Inside the compute shader, we use a PRNG (pseudo-random number generator) to get a pseudo-random float between 0 and 1 to use to randomly select a value between the given minimum and maximum values for each attribute.

uint rand_xorshift()
{
    rng_state ^= (rng_state << 13);
    rng_state ^= (rng_state >> 17);
    rng_state ^= (rng_state << 5);
    return rng_state;
}

uint wang_hash(uint seed)
{
    seed = (seed ^ 61) ^ (seed >> 16);
    seed *= 9;
    seed = seed ^ (seed >> 4);
    seed *= 0x27d4eb2d;
    seed = seed ^ (seed >> 15);
    return seed;
}

float random() {
	return float(wang_hash(rand_xorshift())) * (1.0 / 4294967296.0);
}

void MakeParticle(out Particle particle) {
	particle.life = max(0.1, mix(u_emitter.minLife, u_emitter.maxLife, random()));
	particle.initialLife = particle.life;

	particle.pos = u_emitter.modelMatrix[3].xyz;
	vec4 offset = vec4(
						vec3(
							mix(u_emitter.minOffset.x, u_emitter.maxOffset.x, random()),
							mix(u_emitter.minOffset.y, u_emitter.maxOffset.y, random()), 
							mix(u_emitter.minOffset.z, u_emitter.maxOffset.z, random())
						),
						1
				  );
	particle.pos += vec3(u_emitter.rotationMatrix * offset);
	particle.scale.xy = vec2(0.1);

	particle.velocity.x = mix(u_emitter.minVelocity.x, u_emitter.maxVelocity.x, random());
	particle.velocity.y = mix(u_emitter.minVelocity.y, u_emitter.maxVelocity.y, random());
	particle.velocity.z = mix(u_emitter.minVelocity.z, u_emitter.maxVelocity.z, random());
	particle.velocity = vec3(u_emitter.rotationMatrix * vec4(particle.velocity, 1));
	
	particle.accel.x = mix(u_emitter.minAccel.x, u_emitter.maxAccel.x, random());
	particle.accel.y = mix(u_emitter.minAccel.y, u_emitter.maxAccel.y, random());
	particle.accel.z = mix(u_emitter.minAccel.z, u_emitter.maxAccel.z, random());
	particle.accel = vec3(u_emitter.rotationMatrix * vec4(particle.accel, 1));

	particle.startColor = particle.color = u_emitter.minColor;
	particle.endColor = u_emitter.maxColor;
}

void SpawnParticle(uint index) {
	if (index >= u_particlesToSpawn)
		return;
	// undo decrement and return if nothing in freelist
	int freeListIndex = atomicAdd(freelist.count, -1) - 1;
	if (freeListIndex < 0) {
		atomicAdd(freelist.count, 1);
		return;
	}

	int particleIndex = freelist.indices[freeListIndex];

	rng_state = particleIndex;

	if (u_useShape && shape.verticesCount > 0) {
		MakeParticleShape(particles[particleIndex], shape.vertices[particleIndex % shape.verticesCount].xyz);
	}
	else {
		MakeParticle(particles[particleIndex]);
	}
}

layout(local_size_x = 128, local_size_y = 1, local_size_z = 1) in;
void main() {
	uint index = gl_GlobalInvocationID.x * u_particlesPerThread;

	for (int i = 0; i < u_particlesPerThread; i++) {
		SpawnParticle(index + i);
	}
}

Updating Particles

To update particles, we do the same thing as with spawning them, except we bind two more SSBOs.
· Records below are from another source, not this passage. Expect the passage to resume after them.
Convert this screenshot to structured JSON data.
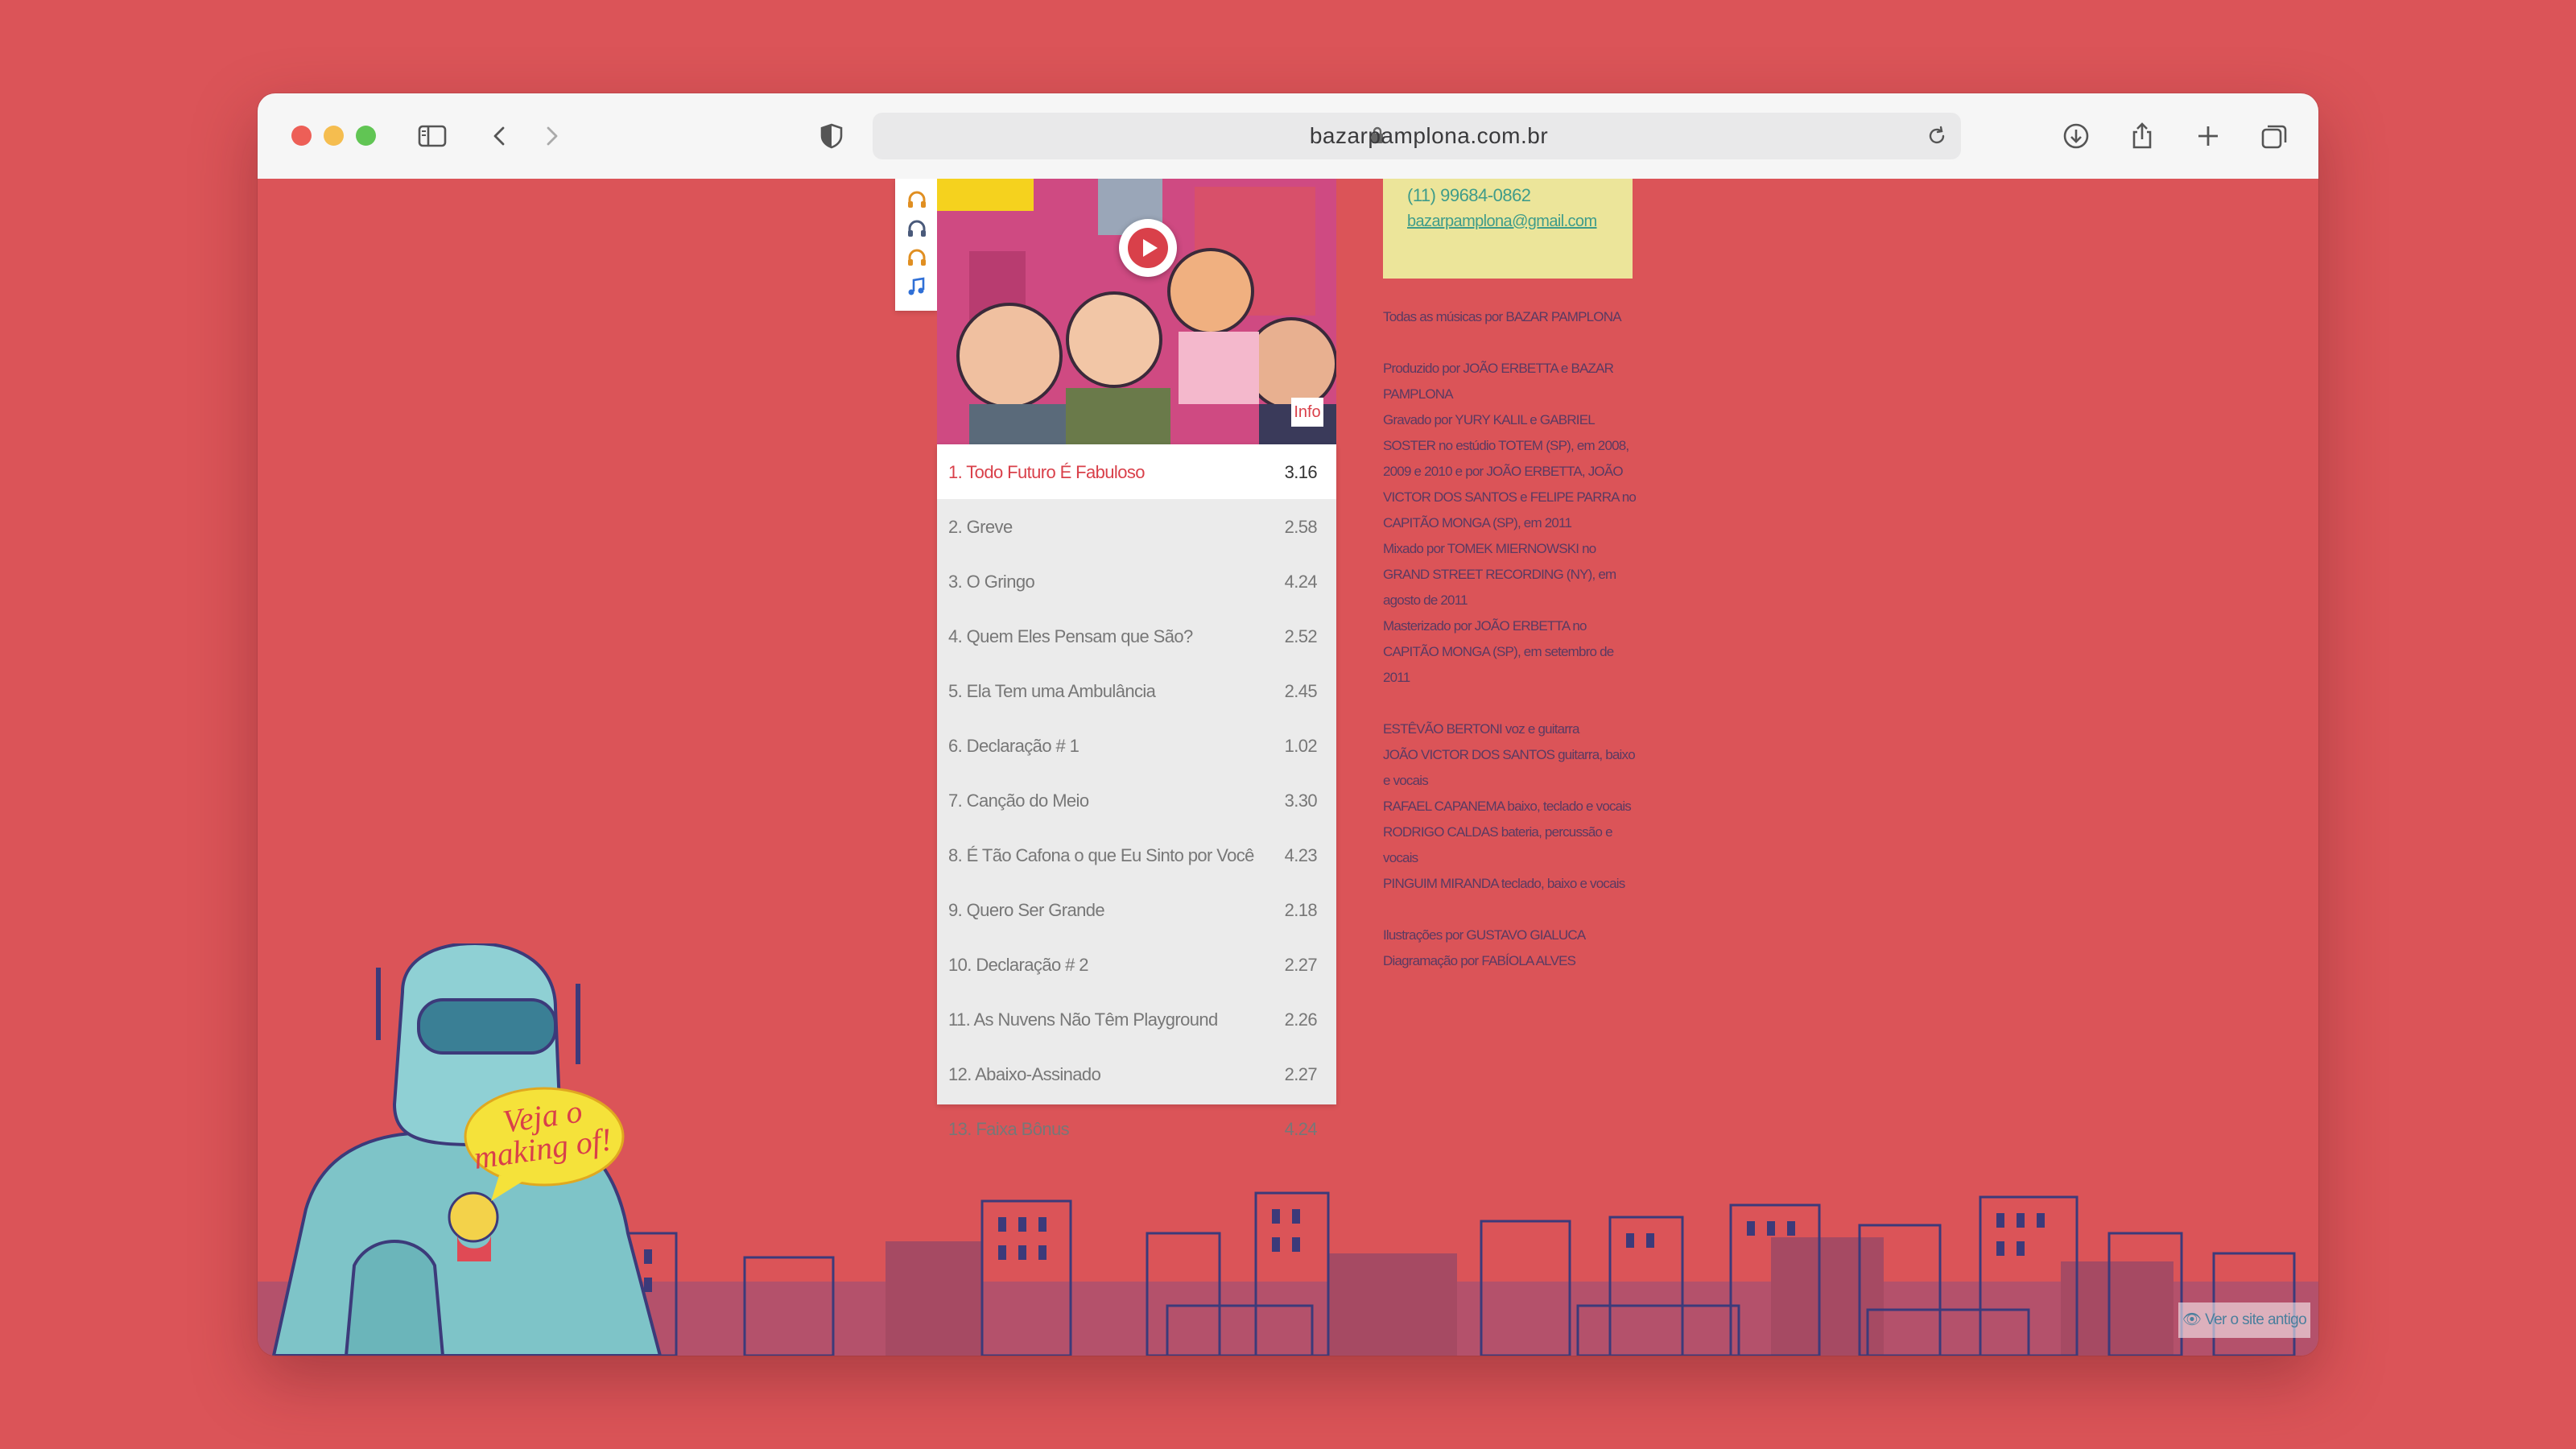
{
  "browser": {
    "url": "bazarpamplona.com.br",
    "traffic_lights": {
      "close": "#ed5f57",
      "minimize": "#f5bd4f",
      "zoom": "#61c554"
    }
  },
  "player": {
    "side_icons": [
      "headphones-icon",
      "headphones-icon",
      "headphones-icon",
      "music-note-icon"
    ],
    "info_label": "Info",
    "tracks": [
      {
        "num": "1.",
        "title": "Todo Futuro É Fabuloso",
        "duration": "3.16",
        "active": true
      },
      {
        "num": "2.",
        "title": "Greve",
        "duration": "2.58"
      },
      {
        "num": "3.",
        "title": "O Gringo",
        "duration": "4.24"
      },
      {
        "num": "4.",
        "title": "Quem Eles Pensam que São?",
        "duration": "2.52"
      },
      {
        "num": "5.",
        "title": "Ela Tem uma Ambulância",
        "duration": "2.45"
      },
      {
        "num": "6.",
        "title": "Declaração # 1",
        "duration": "1.02"
      },
      {
        "num": "7.",
        "title": "Canção do Meio",
        "duration": "3.30"
      },
      {
        "num": "8.",
        "title": "É Tão Cafona o que Eu Sinto por Você",
        "duration": "4.23"
      },
      {
        "num": "9.",
        "title": "Quero Ser Grande",
        "duration": "2.18"
      },
      {
        "num": "10.",
        "title": "Declaração # 2",
        "duration": "2.27"
      },
      {
        "num": "11.",
        "title": "As Nuvens Não Têm Playground",
        "duration": "2.26"
      },
      {
        "num": "12.",
        "title": "Abaixo-Assinado",
        "duration": "2.27"
      },
      {
        "num": "13.",
        "title": "Faixa Bônus",
        "duration": "4.24"
      }
    ]
  },
  "contact": {
    "phone": "(11) 99684-0862",
    "email": "bazarpamplona@gmail.com"
  },
  "credits": {
    "all_music": "Todas as músicas por BAZAR PAMPLONA",
    "produced": "Produzido por JOÃO ERBETTA e BAZAR PAMPLONA",
    "recorded": "Gravado por YURY KALIL e GABRIEL SOSTER no estúdio TOTEM (SP), em 2008, 2009 e 2010 e por JOÃO ERBETTA, JOÃO VICTOR DOS SANTOS e FELIPE PARRA no CAPITÃO MONGA (SP), em 2011",
    "mixed": "Mixado por TOMEK MIERNOWSKI no GRAND STREET RECORDING (NY), em agosto de 2011",
    "mastered": "Masterizado por JOÃO ERBETTA no CAPITÃO MONGA (SP), em setembro de 2011",
    "band": [
      "ESTÊVÃO BERTONI voz e guitarra",
      "JOÃO VICTOR DOS SANTOS guitarra, baixo e vocais",
      "RAFAEL CAPANEMA baixo, teclado e vocais",
      "RODRIGO CALDAS bateria, percussão e vocais",
      "PINGUIM MIRANDA teclado, baixo e vocais"
    ],
    "illustrations": "Ilustrações por GUSTAVO GIALUCA",
    "layout": "Diagramação por FABÍOLA ALVES"
  },
  "making_of": {
    "line1": "Veja o",
    "line2": "making of!"
  },
  "old_site_link": "Ver o site antigo"
}
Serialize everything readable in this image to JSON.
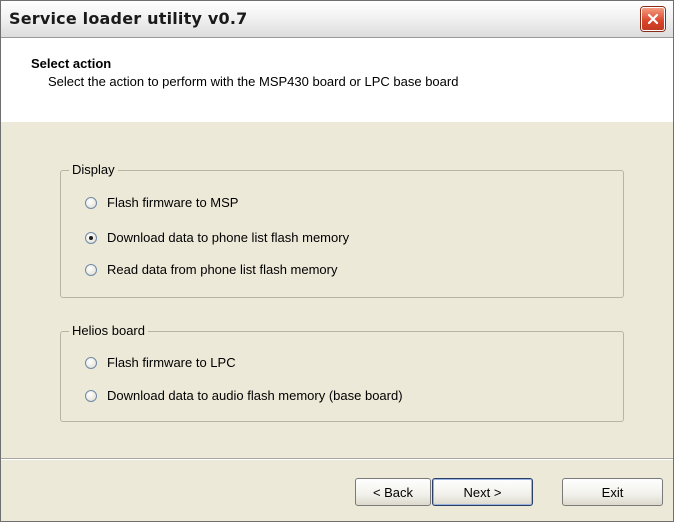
{
  "window": {
    "title": "Service loader utility v0.7"
  },
  "header": {
    "title": "Select action",
    "subtitle": "Select the action to perform with the MSP430 board or LPC base board"
  },
  "display_group": {
    "legend": "Display",
    "options": [
      {
        "label": "Flash firmware to MSP",
        "checked": false
      },
      {
        "label": "Download data to phone list flash memory",
        "checked": true
      },
      {
        "label": "Read data from phone list flash memory",
        "checked": false
      }
    ]
  },
  "helios_group": {
    "legend": "Helios board",
    "options": [
      {
        "label": "Flash firmware to LPC",
        "checked": false
      },
      {
        "label": "Download data to audio flash memory (base board)",
        "checked": false
      }
    ]
  },
  "buttons": {
    "back": "< Back",
    "next": "Next >",
    "exit": "Exit"
  }
}
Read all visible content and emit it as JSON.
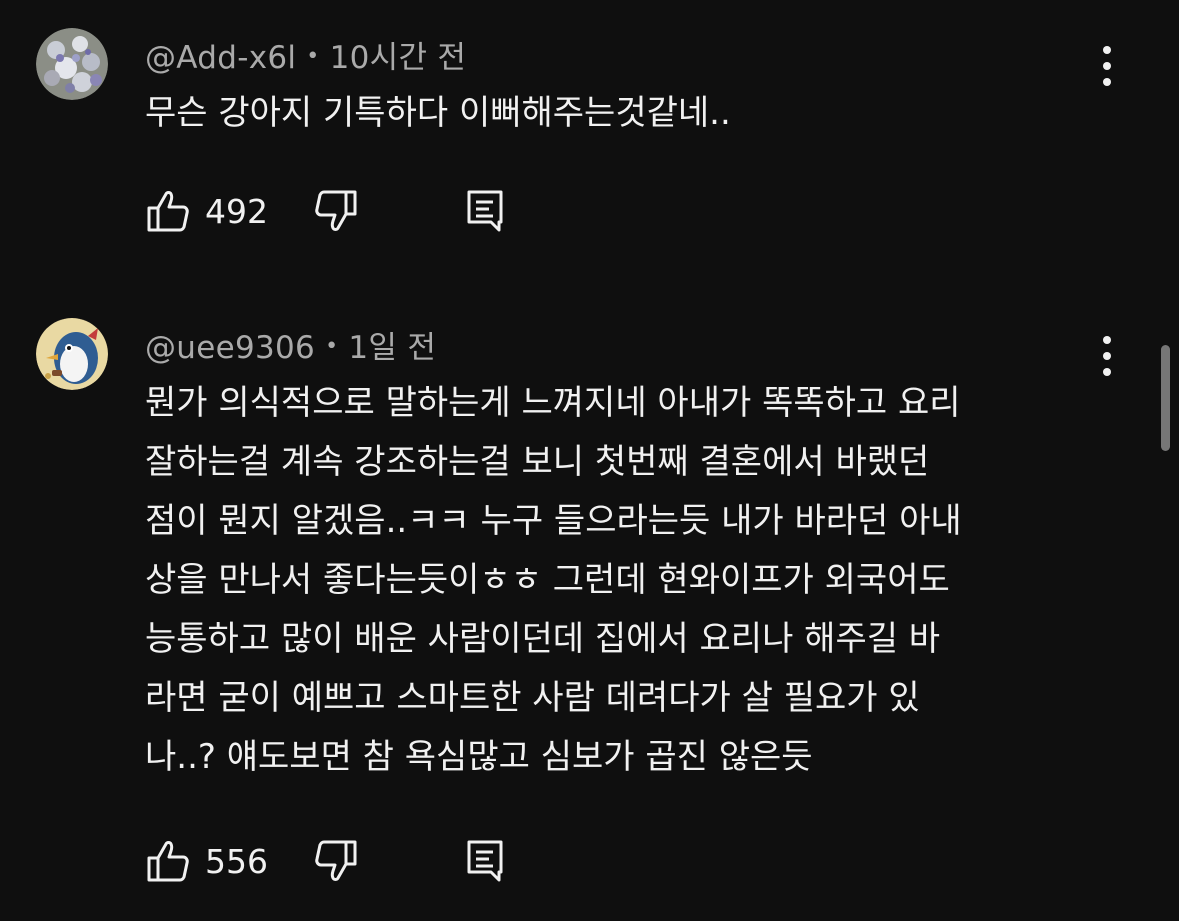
{
  "comments": [
    {
      "author": "@Add-x6l",
      "separator": "•",
      "time": "10시간 전",
      "text": "무슨 강아지 기특하다 이뻐해주는것같네..",
      "likes": "492",
      "avatar_icon": "avatar-flowers",
      "more_icon": "kebab-menu-icon"
    },
    {
      "author": "@uee9306",
      "separator": "•",
      "time": "1일 전",
      "text": "뭔가 의식적으로 말하는게 느껴지네 아내가 똑똑하고 요리\n잘하는걸 계속 강조하는걸 보니 첫번째 결혼에서 바랬던\n점이 뭔지 알겠음..ㅋㅋ 누구 들으라는듯 내가 바라던 아내\n상을 만나서 좋다는듯이ㅎㅎ 그런데 현와이프가 외국어도\n능통하고 많이 배운 사람이던데 집에서 요리나 해주길 바\n라면 굳이 예쁘고 스마트한 사람 데려다가 살 필요가 있\n나..? 얘도보면 참 욕심많고 심보가 곱진 않은듯",
      "likes": "556",
      "avatar_icon": "avatar-penguin",
      "more_icon": "kebab-menu-icon"
    }
  ],
  "colors": {
    "background": "#0f0f0f",
    "text_primary": "#f1f1f1",
    "text_secondary": "#aaaaaa"
  }
}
We also make sure to clear the count in indirectDrawBuffer.

void SimulateParticle(inout Particle particle, int index) {
    if (particle.life > 0) {
        particle.pos += particle.velocity * u_dt;
        particle.velocity += particle.accel * u_dt;
        particle.life -= u_dt;

        if (particle.life <= 0.0) {
            particle.color.a = 0.0; // make the particle invisible
            freelist.indices[atomicAdd(freelist.count, 1)] = index;
        }

        else {
            float lifeRatio = particle.life / particle.initialLife;
            particle.color = mix(particle.endColor, particle.startColor, lifeRatio);
            if (particle.life <= particle.initialLife * 0.1) {
                particle.scale = mix(vec2(0), vec2(0.2), particle.life / (particle.initialLife * 0.2));
            }
            atomicAdd(indirectCommand.count, 1);
            if (dot(u_forwardDir, normalize(particle.pos.xyz - u_viewPos)) > u_cullingMinAngle) {
                uint drawIndex = atomicAdd(indirectCommand.instanceCount, 1);
                drawIndices[drawIndex] = index;
            }
        }
    }
}

shared Particle localParticles[128];

void UpdateParticle(uint index) {
    if (index >= particles.length())
        return;
    
    SimulateParticle(particles[index], int(index));
}

layout(local_size_x = 128, local_size_y = 1, local_size_z = 1) in;
void main() {
    uint globalIndex = gl_GlobalInvocationID.x * u_particlesPerThread;

    for (int i = 0; i < u_particlesPerThread; i++) {
        UpdateParticle(globalIndex + i);
    }
}

Rendering Particles

Rendering particles which are sprites is fairly easy since all you need is a quad. We can create a single VAO for the quad and reuse it for every single particle since they are all quads. I added two variables to the ParticleEmitter class: m_VAO and m_VBO.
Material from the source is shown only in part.